Mépris patronal ou comment volontairement mettre en danger les ouvriers

Deux doigts coupés, Soflog enfin condamnée

Lundi 20 février s'est déroulé au Havre le procès de la société Soflog. Spécialisée dans la logistique et le transport de marchandises, elle a pour client des entreprises aussi connues que Dassault, l’Armée de l’air, la SNCF et compte 50 établissements en France. Par le passé, elle a déjà été condamnée deux fois pour des affaires similaires : à savoir mise en danger de travailleurs. Elle est encore comparue mardi face à un de ses salariés qui a perdu deux doigts en 2013 dans un des ateliers de l'entreprise situé au Havre. Maryline Dujardin

Employé depuis plus de 36 ans, le travailleur qui se trouvait face à la société Soflog mardi, avait pour mission de placer des produits dans des boîtes de transport.
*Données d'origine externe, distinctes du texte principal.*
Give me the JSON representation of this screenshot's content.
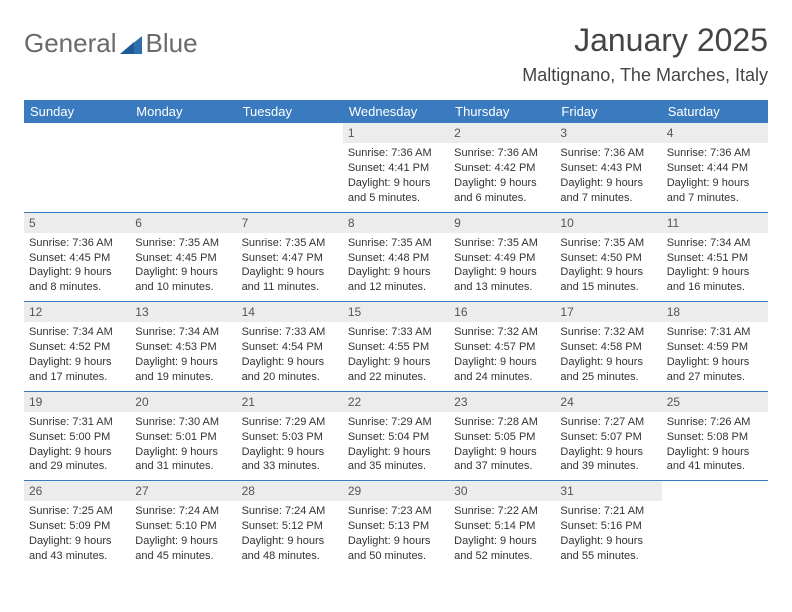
{
  "logo": {
    "text_general": "General",
    "text_blue": "Blue"
  },
  "colors": {
    "header_bg": "#3a7bbf",
    "header_text": "#ffffff",
    "daynum_bg": "#ececec",
    "border": "#3a7bbf",
    "logo_gray": "#6a6a6a",
    "logo_blue": "#2f6fb0",
    "body_text": "#333333"
  },
  "title": "January 2025",
  "location": "Maltignano, The Marches, Italy",
  "weekdays": [
    "Sunday",
    "Monday",
    "Tuesday",
    "Wednesday",
    "Thursday",
    "Friday",
    "Saturday"
  ],
  "weeks": [
    [
      {
        "empty": true
      },
      {
        "empty": true
      },
      {
        "empty": true
      },
      {
        "day": "1",
        "l1": "Sunrise: 7:36 AM",
        "l2": "Sunset: 4:41 PM",
        "l3": "Daylight: 9 hours",
        "l4": "and 5 minutes."
      },
      {
        "day": "2",
        "l1": "Sunrise: 7:36 AM",
        "l2": "Sunset: 4:42 PM",
        "l3": "Daylight: 9 hours",
        "l4": "and 6 minutes."
      },
      {
        "day": "3",
        "l1": "Sunrise: 7:36 AM",
        "l2": "Sunset: 4:43 PM",
        "l3": "Daylight: 9 hours",
        "l4": "and 7 minutes."
      },
      {
        "day": "4",
        "l1": "Sunrise: 7:36 AM",
        "l2": "Sunset: 4:44 PM",
        "l3": "Daylight: 9 hours",
        "l4": "and 7 minutes."
      }
    ],
    [
      {
        "day": "5",
        "l1": "Sunrise: 7:36 AM",
        "l2": "Sunset: 4:45 PM",
        "l3": "Daylight: 9 hours",
        "l4": "and 8 minutes."
      },
      {
        "day": "6",
        "l1": "Sunrise: 7:35 AM",
        "l2": "Sunset: 4:45 PM",
        "l3": "Daylight: 9 hours",
        "l4": "and 10 minutes."
      },
      {
        "day": "7",
        "l1": "Sunrise: 7:35 AM",
        "l2": "Sunset: 4:47 PM",
        "l3": "Daylight: 9 hours",
        "l4": "and 11 minutes."
      },
      {
        "day": "8",
        "l1": "Sunrise: 7:35 AM",
        "l2": "Sunset: 4:48 PM",
        "l3": "Daylight: 9 hours",
        "l4": "and 12 minutes."
      },
      {
        "day": "9",
        "l1": "Sunrise: 7:35 AM",
        "l2": "Sunset: 4:49 PM",
        "l3": "Daylight: 9 hours",
        "l4": "and 13 minutes."
      },
      {
        "day": "10",
        "l1": "Sunrise: 7:35 AM",
        "l2": "Sunset: 4:50 PM",
        "l3": "Daylight: 9 hours",
        "l4": "and 15 minutes."
      },
      {
        "day": "11",
        "l1": "Sunrise: 7:34 AM",
        "l2": "Sunset: 4:51 PM",
        "l3": "Daylight: 9 hours",
        "l4": "and 16 minutes."
      }
    ],
    [
      {
        "day": "12",
        "l1": "Sunrise: 7:34 AM",
        "l2": "Sunset: 4:52 PM",
        "l3": "Daylight: 9 hours",
        "l4": "and 17 minutes."
      },
      {
        "day": "13",
        "l1": "Sunrise: 7:34 AM",
        "l2": "Sunset: 4:53 PM",
        "l3": "Daylight: 9 hours",
        "l4": "and 19 minutes."
      },
      {
        "day": "14",
        "l1": "Sunrise: 7:33 AM",
        "l2": "Sunset: 4:54 PM",
        "l3": "Daylight: 9 hours",
        "l4": "and 20 minutes."
      },
      {
        "day": "15",
        "l1": "Sunrise: 7:33 AM",
        "l2": "Sunset: 4:55 PM",
        "l3": "Daylight: 9 hours",
        "l4": "and 22 minutes."
      },
      {
        "day": "16",
        "l1": "Sunrise: 7:32 AM",
        "l2": "Sunset: 4:57 PM",
        "l3": "Daylight: 9 hours",
        "l4": "and 24 minutes."
      },
      {
        "day": "17",
        "l1": "Sunrise: 7:32 AM",
        "l2": "Sunset: 4:58 PM",
        "l3": "Daylight: 9 hours",
        "l4": "and 25 minutes."
      },
      {
        "day": "18",
        "l1": "Sunrise: 7:31 AM",
        "l2": "Sunset: 4:59 PM",
        "l3": "Daylight: 9 hours",
        "l4": "and 27 minutes."
      }
    ],
    [
      {
        "day": "19",
        "l1": "Sunrise: 7:31 AM",
        "l2": "Sunset: 5:00 PM",
        "l3": "Daylight: 9 hours",
        "l4": "and 29 minutes."
      },
      {
        "day": "20",
        "l1": "Sunrise: 7:30 AM",
        "l2": "Sunset: 5:01 PM",
        "l3": "Daylight: 9 hours",
        "l4": "and 31 minutes."
      },
      {
        "day": "21",
        "l1": "Sunrise: 7:29 AM",
        "l2": "Sunset: 5:03 PM",
        "l3": "Daylight: 9 hours",
        "l4": "and 33 minutes."
      },
      {
        "day": "22",
        "l1": "Sunrise: 7:29 AM",
        "l2": "Sunset: 5:04 PM",
        "l3": "Daylight: 9 hours",
        "l4": "and 35 minutes."
      },
      {
        "day": "23",
        "l1": "Sunrise: 7:28 AM",
        "l2": "Sunset: 5:05 PM",
        "l3": "Daylight: 9 hours",
        "l4": "and 37 minutes."
      },
      {
        "day": "24",
        "l1": "Sunrise: 7:27 AM",
        "l2": "Sunset: 5:07 PM",
        "l3": "Daylight: 9 hours",
        "l4": "and 39 minutes."
      },
      {
        "day": "25",
        "l1": "Sunrise: 7:26 AM",
        "l2": "Sunset: 5:08 PM",
        "l3": "Daylight: 9 hours",
        "l4": "and 41 minutes."
      }
    ],
    [
      {
        "day": "26",
        "l1": "Sunrise: 7:25 AM",
        "l2": "Sunset: 5:09 PM",
        "l3": "Daylight: 9 hours",
        "l4": "and 43 minutes."
      },
      {
        "day": "27",
        "l1": "Sunrise: 7:24 AM",
        "l2": "Sunset: 5:10 PM",
        "l3": "Daylight: 9 hours",
        "l4": "and 45 minutes."
      },
      {
        "day": "28",
        "l1": "Sunrise: 7:24 AM",
        "l2": "Sunset: 5:12 PM",
        "l3": "Daylight: 9 hours",
        "l4": "and 48 minutes."
      },
      {
        "day": "29",
        "l1": "Sunrise: 7:23 AM",
        "l2": "Sunset: 5:13 PM",
        "l3": "Daylight: 9 hours",
        "l4": "and 50 minutes."
      },
      {
        "day": "30",
        "l1": "Sunrise: 7:22 AM",
        "l2": "Sunset: 5:14 PM",
        "l3": "Daylight: 9 hours",
        "l4": "and 52 minutes."
      },
      {
        "day": "31",
        "l1": "Sunrise: 7:21 AM",
        "l2": "Sunset: 5:16 PM",
        "l3": "Daylight: 9 hours",
        "l4": "and 55 minutes."
      },
      {
        "empty": true
      }
    ]
  ]
}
Dans le cadre de ses fonctions il était amené se servir d’outils variés.

Suite à la réorganisation des machines dans l’atelier le 23 décembre 2013, la direction du site n’avait pas souhaité remettre sur le nouveau matériel les protections de sécurité et avait considéré comme une perte de temps de former ses employés aux nouvelles machines. Le résultat deux doigts de perdus pour un travailleur qui mettait mardi la société face à ses responsabilités. Le procès a aboutit à une amende de 15000 euros pour le groupe et une publication des faits dans le journal officiel. Dans un atelier bruyant où le quotidien est plus que pénible,les employés ont pu gouter au mépris patronal qui, ce jour-là, les a volontairement mis en danger. Il aura fallut attendre 4 ans pour condamner l’entreprise à une amende. Quand le travail dans un monde de profit va jusqu’à toucher notre intégrité physique il est plus que jamais temps d’en finir avec ce système qui fait perdre sa vie à la gagner.